En un mot, Castoriadis en prenant Marx trop comme d'un bloc (marqué par le projet qu’il avait de se détacher lui-même et progressivement de son propre marxisme), il n'a pas essayé de faire jouer contre Marx, un certaine ligne argumentative que Marx lui-même avait esquissé. Anselm Jappe note à propos de Castoriadis (in Les Aventures de la marchandise. Pour une nouvelle critique de la valeur, Denoël, 2003, p. 25) :

 

« Parfois, les théoriciens les plus ‘‘ radicaux ’’ accentuaient encore davantage ces notions mêmes ([croyant que le pivot de la théorie marxienne était les concepts de classe, de propriété privée et de travail vivant] comme ‘‘ l’ontologie du travail ’’ qu’ils croyaient reconnaître chez Marx), ces interprètes – par exemple C. Castoriadis ou Cl. Lefort – rejetaient aussi la critique marxienne de l’économie politique, sans faire aucune tentative pour critiquer Marx à travers Marx, et sans même imaginer que la clef pour dépasser les concepts ‘‘ marxistes ’’ pourrait se trouver chez Marx lui-même »

 

 Mais Castoriadis ne voyant Marx qu’au travers du prisme de cette partie dominante de son œuvre et donc du marxisme qui lui même l'avait formaté pendant toutes ses années de trotskysme (et le contexte historique intellectuel est très pesant dans ces années : il n'arrivera d'ailleurs à rompre avec le marxisme que par étapes successives), il croyait comme les marxistes que Marx acceptait fondamentalement la théorie classique de la valeur, alors que toute une ligne argumentative que l’on qualifiera de « critique catégorielle », dépassait la théorie « naturaliste » de la valeur travail.
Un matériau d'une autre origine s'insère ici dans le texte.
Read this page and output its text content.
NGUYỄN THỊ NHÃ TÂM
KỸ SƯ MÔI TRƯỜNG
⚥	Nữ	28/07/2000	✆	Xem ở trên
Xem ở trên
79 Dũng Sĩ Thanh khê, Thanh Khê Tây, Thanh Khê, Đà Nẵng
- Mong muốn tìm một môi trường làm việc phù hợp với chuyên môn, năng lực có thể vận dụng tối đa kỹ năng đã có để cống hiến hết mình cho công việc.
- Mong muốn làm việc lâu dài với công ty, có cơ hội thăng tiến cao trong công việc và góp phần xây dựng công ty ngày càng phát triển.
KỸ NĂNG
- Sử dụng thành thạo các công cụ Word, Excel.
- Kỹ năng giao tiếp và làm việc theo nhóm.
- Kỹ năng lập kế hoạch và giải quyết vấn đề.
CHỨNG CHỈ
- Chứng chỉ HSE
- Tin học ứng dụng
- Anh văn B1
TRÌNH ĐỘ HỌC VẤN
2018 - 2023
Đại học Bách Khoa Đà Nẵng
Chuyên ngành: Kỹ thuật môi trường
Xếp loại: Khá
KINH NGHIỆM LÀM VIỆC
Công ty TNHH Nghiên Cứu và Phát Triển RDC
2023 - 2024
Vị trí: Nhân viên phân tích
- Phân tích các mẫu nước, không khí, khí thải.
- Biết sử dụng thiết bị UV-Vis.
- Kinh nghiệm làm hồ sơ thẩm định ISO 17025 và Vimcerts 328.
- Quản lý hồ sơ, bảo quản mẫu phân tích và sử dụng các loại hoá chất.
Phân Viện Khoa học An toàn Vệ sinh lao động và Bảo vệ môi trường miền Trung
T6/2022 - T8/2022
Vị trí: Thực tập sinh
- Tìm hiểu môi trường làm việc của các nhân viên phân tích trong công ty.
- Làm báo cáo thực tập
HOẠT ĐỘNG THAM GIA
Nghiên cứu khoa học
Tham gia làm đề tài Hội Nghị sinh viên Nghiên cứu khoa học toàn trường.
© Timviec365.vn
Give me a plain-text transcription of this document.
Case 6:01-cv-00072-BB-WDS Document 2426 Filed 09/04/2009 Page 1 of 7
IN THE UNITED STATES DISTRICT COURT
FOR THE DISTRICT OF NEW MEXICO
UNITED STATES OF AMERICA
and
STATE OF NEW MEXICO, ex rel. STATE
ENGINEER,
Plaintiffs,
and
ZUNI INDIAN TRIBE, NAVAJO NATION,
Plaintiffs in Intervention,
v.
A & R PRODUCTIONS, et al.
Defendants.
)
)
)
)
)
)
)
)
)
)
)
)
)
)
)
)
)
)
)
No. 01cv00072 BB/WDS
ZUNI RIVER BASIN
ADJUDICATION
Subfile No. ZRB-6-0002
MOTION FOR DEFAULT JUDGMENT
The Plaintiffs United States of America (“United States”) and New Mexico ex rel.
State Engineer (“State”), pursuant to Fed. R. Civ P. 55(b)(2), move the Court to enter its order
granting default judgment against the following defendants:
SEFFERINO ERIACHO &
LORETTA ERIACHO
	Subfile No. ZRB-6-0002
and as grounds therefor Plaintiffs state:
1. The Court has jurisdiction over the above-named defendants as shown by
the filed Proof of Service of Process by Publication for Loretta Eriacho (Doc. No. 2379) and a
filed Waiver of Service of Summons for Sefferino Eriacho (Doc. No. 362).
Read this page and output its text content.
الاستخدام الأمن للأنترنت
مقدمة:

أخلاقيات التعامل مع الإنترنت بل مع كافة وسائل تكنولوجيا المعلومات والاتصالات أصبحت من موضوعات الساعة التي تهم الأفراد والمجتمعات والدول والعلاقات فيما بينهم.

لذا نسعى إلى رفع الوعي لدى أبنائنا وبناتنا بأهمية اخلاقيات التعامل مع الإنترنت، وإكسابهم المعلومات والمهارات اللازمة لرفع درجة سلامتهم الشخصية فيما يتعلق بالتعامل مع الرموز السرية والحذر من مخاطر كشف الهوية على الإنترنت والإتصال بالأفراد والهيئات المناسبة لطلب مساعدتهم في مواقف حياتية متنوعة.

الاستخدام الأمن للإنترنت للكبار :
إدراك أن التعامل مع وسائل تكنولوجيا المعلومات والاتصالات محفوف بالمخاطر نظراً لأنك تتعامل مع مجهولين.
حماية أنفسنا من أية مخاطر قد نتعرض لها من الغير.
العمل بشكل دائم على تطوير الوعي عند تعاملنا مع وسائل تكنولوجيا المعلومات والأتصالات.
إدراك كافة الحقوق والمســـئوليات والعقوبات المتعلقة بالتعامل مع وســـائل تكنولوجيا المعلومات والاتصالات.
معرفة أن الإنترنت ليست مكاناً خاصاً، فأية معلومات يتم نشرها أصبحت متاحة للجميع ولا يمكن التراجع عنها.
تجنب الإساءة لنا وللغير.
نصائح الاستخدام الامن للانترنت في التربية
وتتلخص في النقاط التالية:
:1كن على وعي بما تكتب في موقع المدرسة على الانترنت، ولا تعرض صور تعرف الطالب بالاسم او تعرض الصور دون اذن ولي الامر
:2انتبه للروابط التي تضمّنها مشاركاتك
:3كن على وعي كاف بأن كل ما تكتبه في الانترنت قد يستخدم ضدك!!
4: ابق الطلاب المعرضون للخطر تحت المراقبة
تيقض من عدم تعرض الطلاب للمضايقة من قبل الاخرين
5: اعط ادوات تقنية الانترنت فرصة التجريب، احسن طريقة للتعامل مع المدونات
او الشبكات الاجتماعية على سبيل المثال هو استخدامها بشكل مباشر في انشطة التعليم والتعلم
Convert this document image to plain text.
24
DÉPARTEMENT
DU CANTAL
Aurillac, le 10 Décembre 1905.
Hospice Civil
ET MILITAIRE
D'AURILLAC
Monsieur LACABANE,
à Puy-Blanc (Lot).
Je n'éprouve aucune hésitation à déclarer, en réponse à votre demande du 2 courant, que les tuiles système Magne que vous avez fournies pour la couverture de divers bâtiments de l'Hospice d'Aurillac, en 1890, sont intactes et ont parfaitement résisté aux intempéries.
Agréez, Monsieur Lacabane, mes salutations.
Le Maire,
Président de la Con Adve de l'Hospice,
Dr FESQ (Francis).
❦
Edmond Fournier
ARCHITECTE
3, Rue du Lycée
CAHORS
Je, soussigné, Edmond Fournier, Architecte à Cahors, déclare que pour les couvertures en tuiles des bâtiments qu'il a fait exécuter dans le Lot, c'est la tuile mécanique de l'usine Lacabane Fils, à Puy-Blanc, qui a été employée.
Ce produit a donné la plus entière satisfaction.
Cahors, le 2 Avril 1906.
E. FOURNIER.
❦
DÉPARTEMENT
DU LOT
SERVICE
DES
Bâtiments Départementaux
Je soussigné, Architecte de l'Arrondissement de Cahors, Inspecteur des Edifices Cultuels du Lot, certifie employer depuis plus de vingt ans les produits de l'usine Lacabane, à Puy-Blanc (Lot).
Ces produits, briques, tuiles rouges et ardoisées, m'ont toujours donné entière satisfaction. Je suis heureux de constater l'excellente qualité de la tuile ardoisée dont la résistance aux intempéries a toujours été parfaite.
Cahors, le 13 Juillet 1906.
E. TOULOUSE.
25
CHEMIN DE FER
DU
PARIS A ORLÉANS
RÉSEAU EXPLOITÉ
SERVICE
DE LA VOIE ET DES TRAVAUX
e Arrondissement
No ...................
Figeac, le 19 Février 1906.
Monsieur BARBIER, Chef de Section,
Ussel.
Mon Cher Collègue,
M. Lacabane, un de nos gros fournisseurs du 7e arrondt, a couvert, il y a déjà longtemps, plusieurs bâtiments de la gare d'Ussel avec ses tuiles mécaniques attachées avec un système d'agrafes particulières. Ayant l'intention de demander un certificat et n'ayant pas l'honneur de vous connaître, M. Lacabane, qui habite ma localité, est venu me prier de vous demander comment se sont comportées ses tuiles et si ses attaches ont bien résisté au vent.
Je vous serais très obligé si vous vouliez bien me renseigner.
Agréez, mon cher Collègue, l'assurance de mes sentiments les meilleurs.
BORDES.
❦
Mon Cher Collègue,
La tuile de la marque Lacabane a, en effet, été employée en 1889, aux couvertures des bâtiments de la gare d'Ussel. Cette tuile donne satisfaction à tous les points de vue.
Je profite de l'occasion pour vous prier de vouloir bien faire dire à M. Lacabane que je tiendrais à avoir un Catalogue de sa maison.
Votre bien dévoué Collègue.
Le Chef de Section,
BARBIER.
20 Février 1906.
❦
Peu aperçurent très tôt, des contradictions dans la théorie de Marx, entre des lignes argumentatives différentes, et commencèrent à partir de celles-ci, à reformuler une théorie marxienne. C’est ce que fit justement Isaak Roubine dès les années 1920, et puis à sa suite à partir des années 1960 tout une mouvance du marxisme hétérodoxe (H.-G. Backhaus, Roman Rosdolsky, H-J Krahl, Jacques Valier et Pierre Salama de la revue Critique de l'économie politique, Jean-Marie Vincent, Tran Hai hac, Antoine Artous, le courant allemand de la wertkritik autour de Krisis et Exit !, etc.) qui essaya de faire travailler d’autres lignes argumentatives chez Marx contre la ligne qui parcourt majoritairement son œuvre. Il est indéniable que Marx est parfois très confus et que la théorie de la valeur existe en plusieurs versions (six versions). Postone accepte de qualifier ce « marxisme traditionnel » de théorie critique du capitalisme libéral de Marx lui-même, cependant sans justement idéaliser Marx et en dégageant une logique argumentative d'autres types de logiques qui existent bien chez Marx, Postone montre que la « théorie du noyau du capitalisme », « l’analyse catégorielle » de Marx qu’il prétend minutieusement reconstituer et reformuler, échappe à la théorie naturaliste du travail et à l’économisme transhistorique du marxisme.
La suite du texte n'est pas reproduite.